Com essa decisão, a Austrália se torna o primeiro país a sofrer os efeitos dessa tarifa. A medida também deve impactar o Brasil, que pode enfrentar consequências semelhantes a partir da metade do segundo semestre. Em maio, o Ministério do Comércio da China havia informado que os exportadores brasileiros já haviam atingido 50% de sua cota livre da taxa adicional de 55%.
A cota de importação do Brasil, definida pelo governo chinês, é de 1,1 milhão de toneladas, o que representa cinco vezes mais que a cota australiana. No entanto, esse volume é 35% inferior ao total de 1,7 milhão de toneladas que o Brasil enviou à China no ano anterior.

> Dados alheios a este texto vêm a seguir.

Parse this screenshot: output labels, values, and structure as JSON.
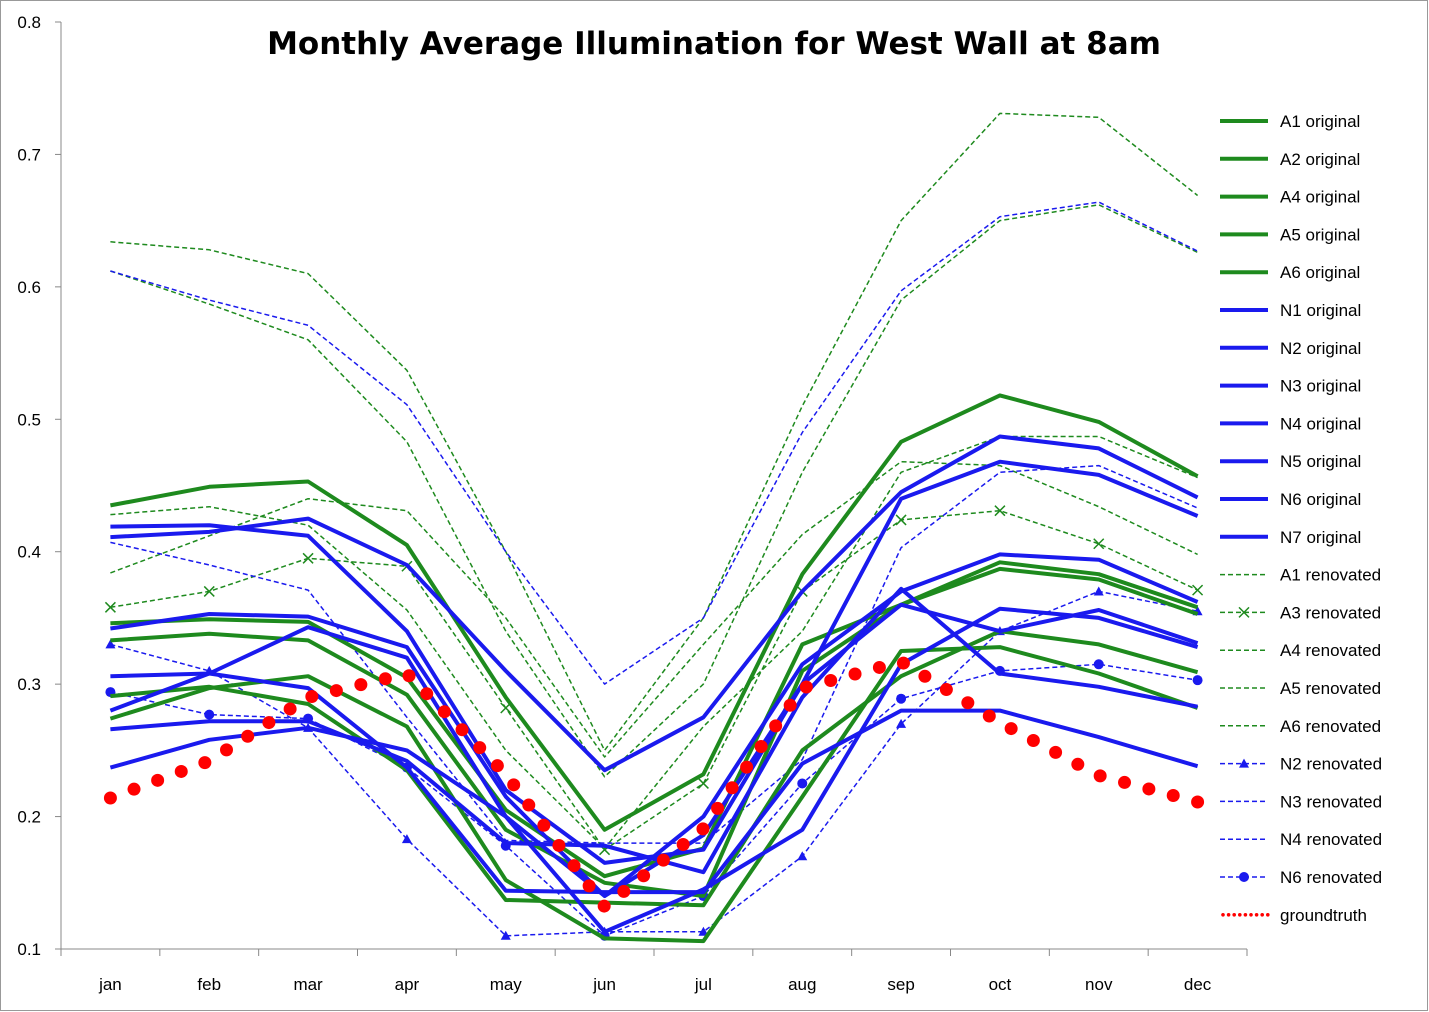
{
  "chart_data": {
    "type": "line",
    "title": "Monthly Average Illumination for West Wall at 8am",
    "xlabel": "",
    "ylabel": "",
    "categories": [
      "jan",
      "feb",
      "mar",
      "apr",
      "may",
      "jun",
      "jul",
      "aug",
      "sep",
      "oct",
      "nov",
      "dec"
    ],
    "ylim": [
      0.1,
      0.8
    ],
    "yticks": [
      "0.1",
      "0.2",
      "0.3",
      "0.4",
      "0.5",
      "0.6",
      "0.7",
      "0.8"
    ],
    "grid": false,
    "legend_position": "right",
    "colors": {
      "green": "#1e8a1e",
      "blue": "#1a1aee",
      "red": "#ff0000"
    },
    "series": [
      {
        "name": "A1 original",
        "color": "#1e8a1e",
        "style": "thick",
        "values": [
          0.435,
          0.449,
          0.453,
          0.405,
          0.29,
          0.19,
          0.232,
          0.383,
          0.483,
          0.518,
          0.498,
          0.457
        ]
      },
      {
        "name": "A2 original",
        "color": "#1e8a1e",
        "style": "thick",
        "values": [
          0.346,
          0.349,
          0.347,
          0.305,
          0.205,
          0.155,
          0.176,
          0.33,
          0.36,
          0.392,
          0.383,
          0.358
        ]
      },
      {
        "name": "A4 original",
        "color": "#1e8a1e",
        "style": "thick",
        "values": [
          0.333,
          0.338,
          0.333,
          0.292,
          0.19,
          0.15,
          0.14,
          0.31,
          0.36,
          0.387,
          0.379,
          0.353
        ]
      },
      {
        "name": "A5 original",
        "color": "#1e8a1e",
        "style": "thick",
        "values": [
          0.274,
          0.297,
          0.306,
          0.268,
          0.152,
          0.108,
          0.106,
          0.215,
          0.325,
          0.328,
          0.308,
          0.282
        ]
      },
      {
        "name": "A6 original",
        "color": "#1e8a1e",
        "style": "thick",
        "values": [
          0.291,
          0.298,
          0.285,
          0.235,
          0.137,
          0.135,
          0.133,
          0.25,
          0.306,
          0.34,
          0.33,
          0.309
        ]
      },
      {
        "name": "N1 original",
        "color": "#1a1aee",
        "style": "thick",
        "values": [
          0.419,
          0.42,
          0.412,
          0.34,
          0.22,
          0.165,
          0.175,
          0.3,
          0.44,
          0.468,
          0.458,
          0.427
        ]
      },
      {
        "name": "N2 original",
        "color": "#1a1aee",
        "style": "thick",
        "values": [
          0.411,
          0.415,
          0.425,
          0.39,
          0.31,
          0.235,
          0.275,
          0.37,
          0.445,
          0.487,
          0.478,
          0.441
        ]
      },
      {
        "name": "N3 original",
        "color": "#1a1aee",
        "style": "thick",
        "values": [
          0.342,
          0.353,
          0.351,
          0.328,
          0.215,
          0.14,
          0.2,
          0.315,
          0.37,
          0.398,
          0.394,
          0.362
        ]
      },
      {
        "name": "N4 original",
        "color": "#1a1aee",
        "style": "thick",
        "values": [
          0.28,
          0.308,
          0.343,
          0.32,
          0.2,
          0.14,
          0.186,
          0.3,
          0.36,
          0.34,
          0.356,
          0.331
        ]
      },
      {
        "name": "N5 original",
        "color": "#1a1aee",
        "style": "thick",
        "values": [
          0.306,
          0.308,
          0.297,
          0.237,
          0.144,
          0.143,
          0.143,
          0.24,
          0.28,
          0.28,
          0.26,
          0.238
        ]
      },
      {
        "name": "N6 original",
        "color": "#1a1aee",
        "style": "thick",
        "values": [
          0.237,
          0.258,
          0.267,
          0.25,
          0.2,
          0.113,
          0.145,
          0.19,
          0.315,
          0.357,
          0.35,
          0.328
        ]
      },
      {
        "name": "N7 original",
        "color": "#1a1aee",
        "style": "thick",
        "values": [
          0.266,
          0.272,
          0.272,
          0.242,
          0.18,
          0.178,
          0.158,
          0.29,
          0.372,
          0.308,
          0.298,
          0.283
        ]
      },
      {
        "name": "A1 renovated",
        "color": "#1e8a1e",
        "style": "dashed",
        "marker": "none",
        "values": [
          0.634,
          0.628,
          0.61,
          0.537,
          0.4,
          0.25,
          0.35,
          0.51,
          0.65,
          0.731,
          0.728,
          0.669
        ]
      },
      {
        "name": "A3 renovated",
        "color": "#1e8a1e",
        "style": "dashed",
        "marker": "x",
        "values": [
          0.358,
          0.37,
          0.395,
          0.389,
          0.282,
          0.175,
          0.225,
          0.37,
          0.424,
          0.431,
          0.406,
          0.371
        ]
      },
      {
        "name": "A4 renovated",
        "color": "#1e8a1e",
        "style": "dashed",
        "marker": "none",
        "values": [
          0.612,
          0.587,
          0.56,
          0.483,
          0.34,
          0.23,
          0.3,
          0.46,
          0.59,
          0.65,
          0.662,
          0.626
        ]
      },
      {
        "name": "A5 renovated",
        "color": "#1e8a1e",
        "style": "dashed",
        "marker": "none",
        "values": [
          0.384,
          0.412,
          0.44,
          0.431,
          0.35,
          0.245,
          0.33,
          0.413,
          0.468,
          0.465,
          0.434,
          0.398
        ]
      },
      {
        "name": "A6 renovated",
        "color": "#1e8a1e",
        "style": "dashed",
        "marker": "none",
        "values": [
          0.428,
          0.434,
          0.42,
          0.356,
          0.25,
          0.176,
          0.268,
          0.34,
          0.46,
          0.487,
          0.487,
          0.456
        ]
      },
      {
        "name": "N2 renovated",
        "color": "#1a1aee",
        "style": "dashed",
        "marker": "triangle",
        "values": [
          0.33,
          0.31,
          0.267,
          0.183,
          0.11,
          0.113,
          0.113,
          0.17,
          0.27,
          0.34,
          0.37,
          0.355
        ]
      },
      {
        "name": "N3 renovated",
        "color": "#1a1aee",
        "style": "dashed",
        "marker": "none",
        "values": [
          0.612,
          0.59,
          0.571,
          0.511,
          0.4,
          0.3,
          0.35,
          0.49,
          0.597,
          0.653,
          0.664,
          0.627
        ]
      },
      {
        "name": "N4 renovated",
        "color": "#1a1aee",
        "style": "dashed",
        "marker": "none",
        "values": [
          0.407,
          0.39,
          0.371,
          0.275,
          0.182,
          0.18,
          0.18,
          0.243,
          0.403,
          0.46,
          0.465,
          0.433
        ]
      },
      {
        "name": "N6 renovated",
        "color": "#1a1aee",
        "style": "dashed",
        "marker": "circle",
        "values": [
          0.294,
          0.277,
          0.274,
          0.237,
          0.178,
          0.11,
          0.14,
          0.225,
          0.289,
          0.31,
          0.315,
          0.303
        ]
      },
      {
        "name": "groundtruth",
        "color": "#ff0000",
        "style": "dotted",
        "values": [
          0.214,
          0.242,
          0.29,
          0.308,
          0.232,
          0.132,
          0.191,
          0.297,
          0.317,
          0.271,
          0.231,
          0.211
        ]
      }
    ]
  }
}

De acordo com informações anteriores, os exportadores brasileiros estão apressando seus envios de carne bovina para a China com o objetivo de evitar a nova tarifa. Esse movimento indica que a cota brasileira pode ser atingida muito antes do término deste ano.
Nos primeiros quatro meses de 2026, as exportações brasileiras de carne bovina para a China cresceram 20,4% em relação ao mesmo período do ano passado. Essa alta nas exportações é impulsionada pela ausência de regulamentação da cota por parte do governo brasileiro, o que gerou uma demanda crescente entre os exportadores para despachar rapidamente sua produção para o país asiático.
A implementação dessa tarifa e do sistema de cotas busca fortalecer a pecuária chinesa. O governo da China estabeleceu que essa medida terá validade de três anos, impactando diretamente o comércio internacional de carne bovina.